It is quite stunning to observe meetings of education professionals. There seems to be a kind of unwritten “law of convenient ignorance” on the basis of which every attendant pushes aside what they know about the successful facilitation of meetings – including myself.
It begins with the preparation and the documents produced for that purpose. It continues with team meetings which are much more lax and relaxed. It goes on with the delivery of sessions. It affects the documentation. And it has a great impact on the quality of the meeting, its outcome, its visibility, its efficiency.
Don’t get me wrong — this is not a flame-post! I am constantly doing this myself — ignoring professional standards of educational work based on the (unreflected and untrue) assumption that everything will work out just fine because we have done this for so long. It is a phenomenon I have observed over many years and discussed with many friends and colleagues and which is, it seems, a fact.

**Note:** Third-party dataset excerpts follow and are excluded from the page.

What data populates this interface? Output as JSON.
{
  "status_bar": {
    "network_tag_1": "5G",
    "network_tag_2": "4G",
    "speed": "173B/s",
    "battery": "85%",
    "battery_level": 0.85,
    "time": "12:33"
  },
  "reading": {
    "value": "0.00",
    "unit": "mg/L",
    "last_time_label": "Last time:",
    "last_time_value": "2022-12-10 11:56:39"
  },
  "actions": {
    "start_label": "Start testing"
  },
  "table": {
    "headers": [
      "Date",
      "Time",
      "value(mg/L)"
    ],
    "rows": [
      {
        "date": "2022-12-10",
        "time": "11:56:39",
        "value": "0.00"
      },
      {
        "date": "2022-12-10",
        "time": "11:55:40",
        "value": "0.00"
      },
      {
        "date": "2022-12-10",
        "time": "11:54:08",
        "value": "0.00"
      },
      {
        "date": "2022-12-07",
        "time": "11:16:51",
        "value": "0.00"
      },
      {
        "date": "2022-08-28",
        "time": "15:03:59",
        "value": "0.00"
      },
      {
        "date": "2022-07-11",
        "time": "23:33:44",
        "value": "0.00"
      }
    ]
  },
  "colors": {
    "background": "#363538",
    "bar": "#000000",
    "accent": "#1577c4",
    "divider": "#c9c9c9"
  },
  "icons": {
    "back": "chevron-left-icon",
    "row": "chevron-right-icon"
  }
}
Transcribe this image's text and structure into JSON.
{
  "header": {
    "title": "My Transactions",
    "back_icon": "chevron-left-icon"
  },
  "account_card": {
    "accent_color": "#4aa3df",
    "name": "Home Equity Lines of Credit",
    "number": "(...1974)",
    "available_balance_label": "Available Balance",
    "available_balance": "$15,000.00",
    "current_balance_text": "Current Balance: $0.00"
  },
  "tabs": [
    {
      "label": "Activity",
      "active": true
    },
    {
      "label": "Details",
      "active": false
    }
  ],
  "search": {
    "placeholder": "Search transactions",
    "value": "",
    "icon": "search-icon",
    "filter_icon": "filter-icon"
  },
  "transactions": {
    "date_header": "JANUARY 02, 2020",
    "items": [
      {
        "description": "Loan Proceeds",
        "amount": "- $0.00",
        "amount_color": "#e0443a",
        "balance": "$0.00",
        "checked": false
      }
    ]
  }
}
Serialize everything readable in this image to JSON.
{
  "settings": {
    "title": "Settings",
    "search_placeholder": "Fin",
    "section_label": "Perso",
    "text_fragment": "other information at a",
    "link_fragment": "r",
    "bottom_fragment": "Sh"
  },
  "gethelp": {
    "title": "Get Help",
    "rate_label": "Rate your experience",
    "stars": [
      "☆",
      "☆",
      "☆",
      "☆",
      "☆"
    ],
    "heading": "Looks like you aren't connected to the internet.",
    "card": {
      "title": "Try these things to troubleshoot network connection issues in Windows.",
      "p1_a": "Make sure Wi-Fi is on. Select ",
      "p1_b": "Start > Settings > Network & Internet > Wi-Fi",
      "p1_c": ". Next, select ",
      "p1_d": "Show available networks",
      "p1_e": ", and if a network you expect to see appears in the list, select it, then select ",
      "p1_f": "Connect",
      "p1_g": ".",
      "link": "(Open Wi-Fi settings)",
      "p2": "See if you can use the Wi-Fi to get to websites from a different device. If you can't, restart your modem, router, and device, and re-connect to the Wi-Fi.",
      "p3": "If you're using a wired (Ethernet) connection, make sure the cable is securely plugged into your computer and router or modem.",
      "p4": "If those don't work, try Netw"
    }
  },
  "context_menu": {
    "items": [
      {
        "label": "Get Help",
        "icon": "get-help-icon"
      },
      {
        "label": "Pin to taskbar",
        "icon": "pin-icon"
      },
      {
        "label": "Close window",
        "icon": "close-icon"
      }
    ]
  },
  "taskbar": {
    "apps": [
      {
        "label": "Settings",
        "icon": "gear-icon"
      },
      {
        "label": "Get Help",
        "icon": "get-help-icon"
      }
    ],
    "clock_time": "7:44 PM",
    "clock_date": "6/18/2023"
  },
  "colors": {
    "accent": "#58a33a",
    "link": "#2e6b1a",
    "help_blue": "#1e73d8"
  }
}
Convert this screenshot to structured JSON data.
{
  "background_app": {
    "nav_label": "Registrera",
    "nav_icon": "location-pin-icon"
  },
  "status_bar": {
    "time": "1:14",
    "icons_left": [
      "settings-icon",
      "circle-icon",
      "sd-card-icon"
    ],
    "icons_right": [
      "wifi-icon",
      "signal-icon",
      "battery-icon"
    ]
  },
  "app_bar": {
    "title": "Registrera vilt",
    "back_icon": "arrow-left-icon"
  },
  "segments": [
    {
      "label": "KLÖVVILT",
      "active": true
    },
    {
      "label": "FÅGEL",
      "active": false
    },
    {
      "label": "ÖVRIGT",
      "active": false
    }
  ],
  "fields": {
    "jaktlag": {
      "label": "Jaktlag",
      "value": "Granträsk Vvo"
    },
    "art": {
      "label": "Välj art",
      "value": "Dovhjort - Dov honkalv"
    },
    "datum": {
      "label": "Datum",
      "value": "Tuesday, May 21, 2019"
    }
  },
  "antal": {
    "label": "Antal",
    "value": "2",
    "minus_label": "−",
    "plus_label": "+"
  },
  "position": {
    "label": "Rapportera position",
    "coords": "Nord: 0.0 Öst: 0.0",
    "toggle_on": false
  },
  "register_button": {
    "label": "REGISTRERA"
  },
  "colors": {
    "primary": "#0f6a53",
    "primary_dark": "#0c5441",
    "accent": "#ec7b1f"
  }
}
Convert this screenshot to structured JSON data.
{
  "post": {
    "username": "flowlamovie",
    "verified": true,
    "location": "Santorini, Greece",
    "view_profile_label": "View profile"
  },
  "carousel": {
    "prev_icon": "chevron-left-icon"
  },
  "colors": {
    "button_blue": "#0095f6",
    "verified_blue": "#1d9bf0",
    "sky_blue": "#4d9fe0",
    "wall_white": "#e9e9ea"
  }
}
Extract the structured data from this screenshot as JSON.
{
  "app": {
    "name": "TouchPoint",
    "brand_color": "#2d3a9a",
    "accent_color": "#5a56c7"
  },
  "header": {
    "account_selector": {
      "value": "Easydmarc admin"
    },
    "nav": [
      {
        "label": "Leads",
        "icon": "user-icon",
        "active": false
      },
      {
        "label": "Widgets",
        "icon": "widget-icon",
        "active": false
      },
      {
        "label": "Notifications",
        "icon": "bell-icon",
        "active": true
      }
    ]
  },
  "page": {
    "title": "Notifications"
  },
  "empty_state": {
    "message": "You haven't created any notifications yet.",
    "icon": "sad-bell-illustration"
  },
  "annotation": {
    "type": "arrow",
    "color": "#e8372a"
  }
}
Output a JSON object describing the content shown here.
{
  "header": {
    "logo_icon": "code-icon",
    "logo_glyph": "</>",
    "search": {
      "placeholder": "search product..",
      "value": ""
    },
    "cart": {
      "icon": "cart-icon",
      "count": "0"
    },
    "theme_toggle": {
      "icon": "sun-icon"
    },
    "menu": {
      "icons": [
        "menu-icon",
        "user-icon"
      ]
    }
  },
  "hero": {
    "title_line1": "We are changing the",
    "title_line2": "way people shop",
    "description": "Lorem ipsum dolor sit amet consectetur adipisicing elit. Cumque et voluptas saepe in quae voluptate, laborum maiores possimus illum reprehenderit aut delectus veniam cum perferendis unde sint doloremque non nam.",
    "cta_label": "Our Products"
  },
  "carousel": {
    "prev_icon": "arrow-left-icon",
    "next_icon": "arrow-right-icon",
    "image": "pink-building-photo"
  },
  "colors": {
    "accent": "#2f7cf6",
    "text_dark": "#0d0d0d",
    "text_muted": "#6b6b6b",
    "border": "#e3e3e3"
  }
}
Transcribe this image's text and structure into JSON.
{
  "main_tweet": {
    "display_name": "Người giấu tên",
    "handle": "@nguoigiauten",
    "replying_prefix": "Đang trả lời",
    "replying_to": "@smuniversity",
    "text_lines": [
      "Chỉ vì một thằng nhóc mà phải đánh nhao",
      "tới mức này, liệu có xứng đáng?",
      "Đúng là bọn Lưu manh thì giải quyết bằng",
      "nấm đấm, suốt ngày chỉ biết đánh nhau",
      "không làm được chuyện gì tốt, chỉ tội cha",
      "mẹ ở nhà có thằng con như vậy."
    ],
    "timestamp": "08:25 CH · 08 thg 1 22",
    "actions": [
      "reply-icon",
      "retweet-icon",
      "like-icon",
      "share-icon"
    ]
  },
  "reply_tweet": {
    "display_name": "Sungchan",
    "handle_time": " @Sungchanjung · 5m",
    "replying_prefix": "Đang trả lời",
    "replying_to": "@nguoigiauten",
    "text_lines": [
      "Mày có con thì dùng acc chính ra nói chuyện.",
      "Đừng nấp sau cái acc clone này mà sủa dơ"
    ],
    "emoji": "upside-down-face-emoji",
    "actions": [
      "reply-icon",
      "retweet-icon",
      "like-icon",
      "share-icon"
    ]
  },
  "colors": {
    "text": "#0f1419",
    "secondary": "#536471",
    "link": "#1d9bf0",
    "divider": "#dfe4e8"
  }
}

In addition, meetings often do not even attempt to consider the most basic kind of knowledge management, understood as
…”techniques used for the systematic collection, transfer, security and management of information within organisations, along with systems designed to help make best use of that knowledge; in particular tools and techniques designed to preserve the availability of information held by key individuals and facilitate decision making and reducing risk.”
Accessed on March 18, 2006
And I have no idea why.
But I do know what it feels like: Re-living life from gastrulation onwards.
So my question remains and goes out to you:
Why do we — people trained at facilitating conversations that matter — converse our knowledge in our own meetings?